08
Genya POV:
Es war wieder einer dieser Tage. Ich saß mit den anderen Jungs in der Umkleide und versuchte, mich auf den Sportunterricht zu konzentrieren. Aber irgendwie war meine Aufmerksamkeit immer wieder bei Muichiro. Das war nichts Neues, aber diesmal war es anders. Dieses Kribbeln in meinem Bauch, das Gefühl, als würde mein Herz gleich aus meiner Brust springen, wenn ich nur an ihn dachte – es war einfach nicht mehr zu ignorieren.
„Hey, Genya!" Tanjiro rief plötzlich nach mir, als er mir eine Schulterklopfer verpasste. „Du bist heute aber besonders ruhig. Hast du etwa endlich eine Freundin gefunden?"

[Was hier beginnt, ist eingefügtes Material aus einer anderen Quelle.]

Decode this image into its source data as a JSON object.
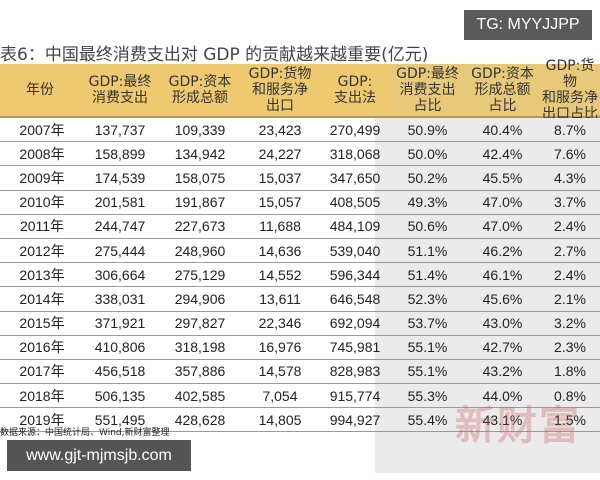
{
  "badge": "TG: MYYJJPP",
  "title": "表6：中国最终消费支出对 GDP 的贡献越来越重要(亿元)",
  "table": {
    "headers": [
      "年份",
      "GDP:最终\n消费支出",
      "GDP:资本\n形成总额",
      "GDP:货物\n和服务净\n出口",
      "GDP:\n支出法",
      "GDP:最终\n消费支出\n占比",
      "GDP:资本\n形成总额\n占比",
      "GDP:货物\n和服务净\n出口占比"
    ],
    "rows": [
      [
        "2007年",
        "137,737",
        "109,339",
        "23,423",
        "270,499",
        "50.9%",
        "40.4%",
        "8.7%"
      ],
      [
        "2008年",
        "158,899",
        "134,942",
        "24,227",
        "318,068",
        "50.0%",
        "42.4%",
        "7.6%"
      ],
      [
        "2009年",
        "174,539",
        "158,075",
        "15,037",
        "347,650",
        "50.2%",
        "45.5%",
        "4.3%"
      ],
      [
        "2010年",
        "201,581",
        "191,867",
        "15,057",
        "408,505",
        "49.3%",
        "47.0%",
        "3.7%"
      ],
      [
        "2011年",
        "244,747",
        "227,673",
        "11,688",
        "484,109",
        "50.6%",
        "47.0%",
        "2.4%"
      ],
      [
        "2012年",
        "275,444",
        "248,960",
        "14,636",
        "539,040",
        "51.1%",
        "46.2%",
        "2.7%"
      ],
      [
        "2013年",
        "306,664",
        "275,129",
        "14,552",
        "596,344",
        "51.4%",
        "46.1%",
        "2.4%"
      ],
      [
        "2014年",
        "338,031",
        "294,906",
        "13,611",
        "646,548",
        "52.3%",
        "45.6%",
        "2.1%"
      ],
      [
        "2015年",
        "371,921",
        "297,827",
        "22,346",
        "692,094",
        "53.7%",
        "43.0%",
        "3.2%"
      ],
      [
        "2016年",
        "410,806",
        "318,198",
        "16,976",
        "745,981",
        "55.1%",
        "42.7%",
        "2.3%"
      ],
      [
        "2017年",
        "456,518",
        "357,886",
        "14,578",
        "828,983",
        "55.1%",
        "43.2%",
        "1.8%"
      ],
      [
        "2018年",
        "506,135",
        "402,585",
        "7,054",
        "915,774",
        "55.3%",
        "44.0%",
        "0.8%"
      ],
      [
        "2019年",
        "551,495",
        "428,628",
        "14,805",
        "994,927",
        "55.4%",
        "43.1%",
        "1.5%"
      ]
    ]
  },
  "source": "数据来源：中国统计局、Wind,新财富整理",
  "url": "www.gjt-mjmsjb.com",
  "watermark": "新财富",
  "colors": {
    "header": "#efc96f",
    "shade": "#ebebeb",
    "badge": "#5a5a5a"
  }
}
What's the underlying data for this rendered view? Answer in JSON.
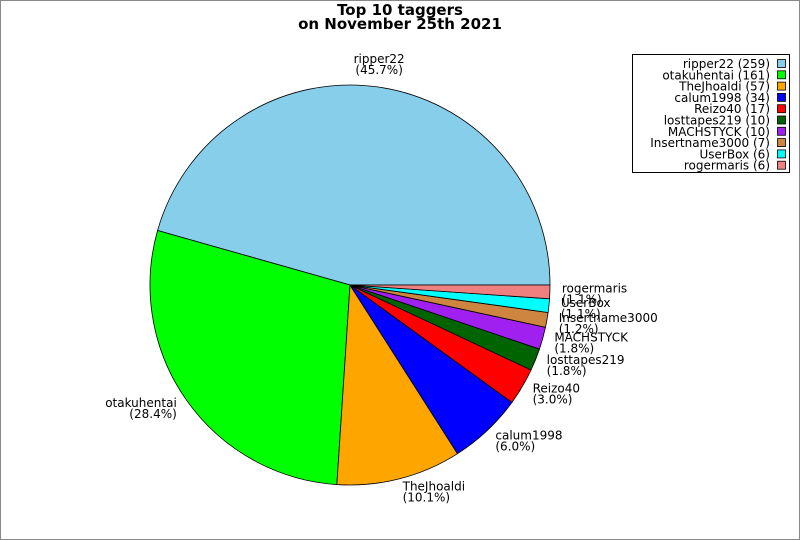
{
  "chart_data": {
    "type": "pie",
    "title": "Top 10 taggers",
    "subtitle": "on November 25th 2021",
    "categories": [
      "ripper22",
      "otakuhentai",
      "TheJhoaldi",
      "calum1998",
      "Reizo40",
      "losttapes219",
      "MACHSTYCK",
      "Insertname3000",
      "UserBox",
      "rogermaris"
    ],
    "values": [
      45.7,
      28.4,
      10.1,
      6.0,
      3.0,
      1.8,
      1.8,
      1.2,
      1.1,
      1.1
    ],
    "value_labels": [
      "(45.7%)",
      "(28.4%)",
      "(10.1%)",
      "(6.0%)",
      "(3.0%)",
      "(1.8%)",
      "(1.8%)",
      "(1.2%)",
      "(1.1%)",
      "(1.1%)"
    ],
    "colors": [
      "#87ceeb",
      "#00ff00",
      "#ffa500",
      "#0000ff",
      "#ff0000",
      "#006400",
      "#a020f0",
      "#cd853f",
      "#00ffff",
      "#f08080"
    ],
    "legend_labels": [
      "ripper22 (259)",
      "otakuhentai (161)",
      "TheJhoaldi (57)",
      "calum1998 (34)",
      "Reizo40 (17)",
      "losttapes219 (10)",
      "MACHSTYCK (10)",
      "Insertname3000 (7)",
      "UserBox (6)",
      "rogermaris (6)"
    ],
    "legend_position": "upper right"
  }
}
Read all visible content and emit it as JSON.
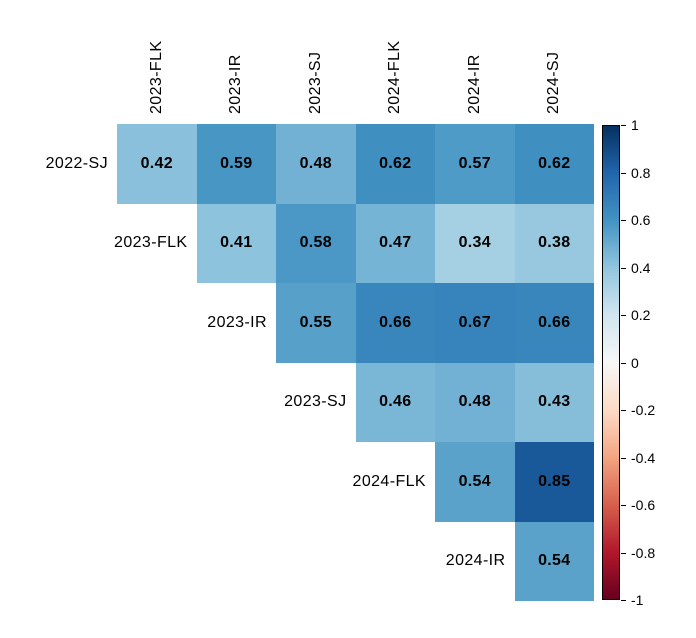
{
  "chart_data": {
    "type": "heatmap",
    "title": "",
    "description": "Upper-triangular correlation matrix heatmap with diverging red-white-blue colorbar",
    "col_labels": [
      "2023-FLK",
      "2023-IR",
      "2023-SJ",
      "2024-FLK",
      "2024-IR",
      "2024-SJ"
    ],
    "row_labels": [
      "2022-SJ",
      "2023-FLK",
      "2023-IR",
      "2023-SJ",
      "2024-FLK",
      "2024-IR"
    ],
    "matrix": [
      [
        0.42,
        0.59,
        0.48,
        0.62,
        0.57,
        0.62
      ],
      [
        null,
        0.41,
        0.58,
        0.47,
        0.34,
        0.38
      ],
      [
        null,
        null,
        0.55,
        0.66,
        0.67,
        0.66
      ],
      [
        null,
        null,
        null,
        0.46,
        0.48,
        0.43
      ],
      [
        null,
        null,
        null,
        null,
        0.54,
        0.85
      ],
      [
        null,
        null,
        null,
        null,
        null,
        0.54
      ]
    ],
    "value_decimals": 2,
    "grid": false,
    "legend_position": "right",
    "colorbar": {
      "range": [
        -1,
        1
      ],
      "tick_labels": [
        "1",
        "0.8",
        "0.6",
        "0.4",
        "0.2",
        "0",
        "-0.2",
        "-0.4",
        "-0.6",
        "-0.8",
        "-1"
      ]
    },
    "colormap": {
      "name": "RdBu",
      "anchors": [
        {
          "value": -1.0,
          "color": "#67001f"
        },
        {
          "value": -0.8,
          "color": "#b2182b"
        },
        {
          "value": -0.6,
          "color": "#d6604d"
        },
        {
          "value": -0.4,
          "color": "#f4a582"
        },
        {
          "value": -0.2,
          "color": "#fddbc7"
        },
        {
          "value": 0.0,
          "color": "#f7f7f7"
        },
        {
          "value": 0.2,
          "color": "#d1e5f0"
        },
        {
          "value": 0.4,
          "color": "#92c5de"
        },
        {
          "value": 0.6,
          "color": "#4393c3"
        },
        {
          "value": 0.8,
          "color": "#2166ac"
        },
        {
          "value": 1.0,
          "color": "#053061"
        }
      ]
    },
    "text_color": "#000000",
    "background_color": "#ffffff"
  }
}
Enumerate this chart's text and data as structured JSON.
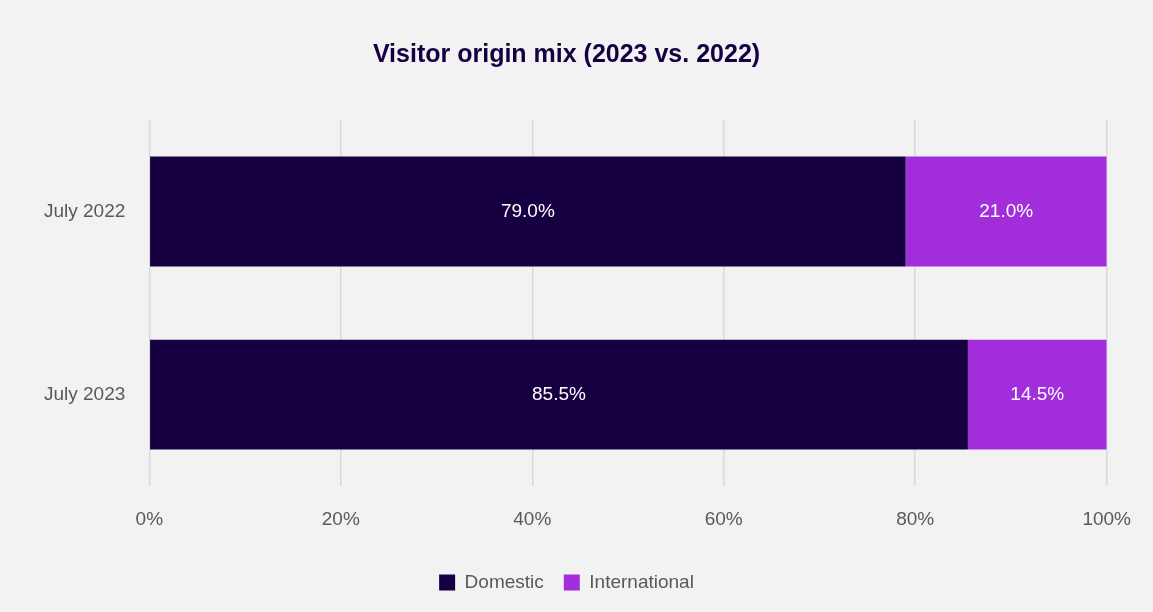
{
  "chart_data": {
    "type": "bar",
    "title": "Visitor origin mix (2023 vs. 2022)",
    "orientation": "horizontal",
    "stacked": true,
    "categories": [
      "July 2022",
      "July 2023"
    ],
    "series": [
      {
        "name": "Domestic",
        "color": "#160042",
        "values": [
          79.0,
          85.5
        ],
        "value_labels": [
          "79.0%",
          "85.5%"
        ]
      },
      {
        "name": "International",
        "color": "#a12ddb",
        "values": [
          21.0,
          14.5
        ],
        "value_labels": [
          "21.0%",
          "14.5%"
        ]
      }
    ],
    "xlim": [
      0,
      100
    ],
    "xticks": [
      {
        "value": 0,
        "label": "0%"
      },
      {
        "value": 20,
        "label": "20%"
      },
      {
        "value": 40,
        "label": "40%"
      },
      {
        "value": 60,
        "label": "60%"
      },
      {
        "value": 80,
        "label": "80%"
      },
      {
        "value": 100,
        "label": "100%"
      }
    ],
    "grid": "x",
    "legend": "bottom"
  }
}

Ich sprang vor Schreck fast vom Bank. „Was?!", stotterte ich und merkte sofort, wie meine Wangen warm wurden. „Ne...nein! Ich... ich hab keine Freundin." Ich war so rot, dass es fast schmerzhaft war. Wie konnte Tanjiro das nur so direkt sagen? Und warum war ich überhaupt so nervös? Ich schüttelte schnell den Kopf, versuchte die peinliche Situation zu überspielen.
„Komm schon, Genya", mischte sich Zenitsu ein, der an der anderen Seite der Umkleide stand und mich mit einem viel zu breiten Grinsen anschaute. „Du bist doch nicht für immer der Einzelgänger. Es ist Zeit, dass du eine Freundin bekommst. Vielleicht eine von den Mädchen aus der Parallelklasse, oder...?"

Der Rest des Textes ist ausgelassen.